Notably, this mutational spectrum is more similar to myeloid neoplasms than it is to other ALL subtypes. Coupled with the unique immunophenotypic profile of ETP ALL, the findings raise the possibility that the addition of myeloid-directed therapies – such as high-dose cytarabine or, in cases that express CD33, gemtuzumab ozogamicin – might improve the poor outcomes currently associated with ETP ALL.

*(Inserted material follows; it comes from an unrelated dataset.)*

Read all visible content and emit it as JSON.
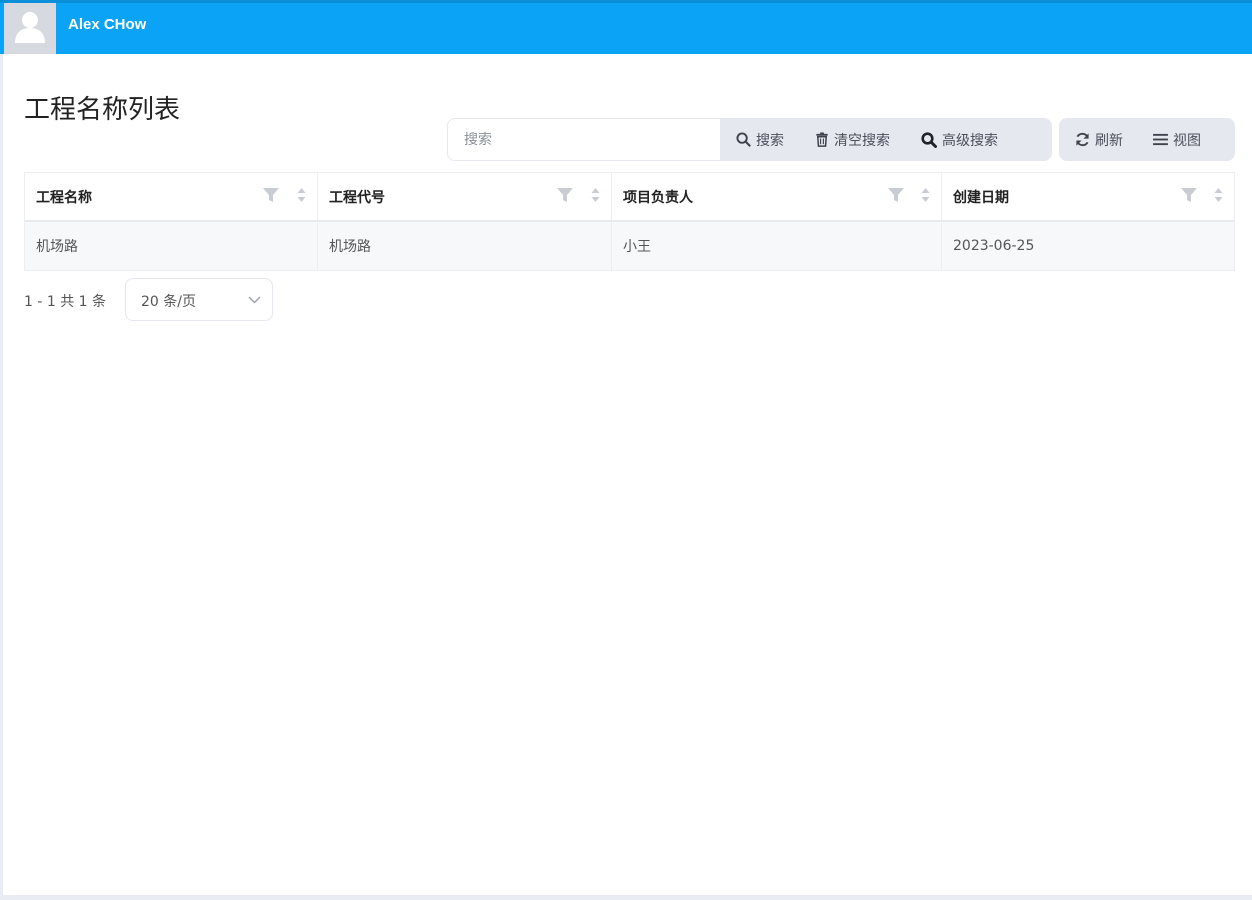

Among the newly identified recurrent mutations in ETP ALL that need to be explored further are DNM2, encoding dynamin 2, a GTPase family member with diverse cellular functions; ECT2L, encoding “epithelial cell transforming sequence 2 oncogene gene like,” a putative guanine nucleotide exchange factor of uncertain function; and RELN, encoding reelin, a secreted extracellular matrix protein critical for normal neuronal migration (congenital mutations in RELN cause the tragic brain formation defect lissencephaly). For several genes, both deleterious germline and somatic mutations were detected in the same gene, similar to other pediatric cancers.

ETP ALL is important to recognize as a unique subtype of ALL, as it may require different treatment from other ALL types. While the discovery of a unique ETP ALL-associated mutation profile with a high frequency of mutations activating cytokine and RAS signaling, impairing differentiation, and altering histone function overlaps with AML, it remains to be seen whether incorporation of cytotoxic agents currently recognized as useful in AML can alter outcomes in ETP ALL, or whether more substantive improvements will need to await the advent of more narrowly targeted treatments.

  1. Coustan-Smith E, Mullighan CG, Onciu M, et al. Early T-cell precursor leukaemia: a subtype of very high-risk acute lymphoblastic leukaemia. Lancet Oncol. 2009;10:147-156.
  2. Wada H, Masuda K, Satoh R, et al. Adult T-cell progenitors retain myeloid potential. Nature. 2008;452:768-772.
  3. Neumann M, Heesch S, Schwartz S, et al. Early T-cell precursor-ALL in adult T-ALL. Blood. ASH Annual Meeting Abstracts. 2009;114:911.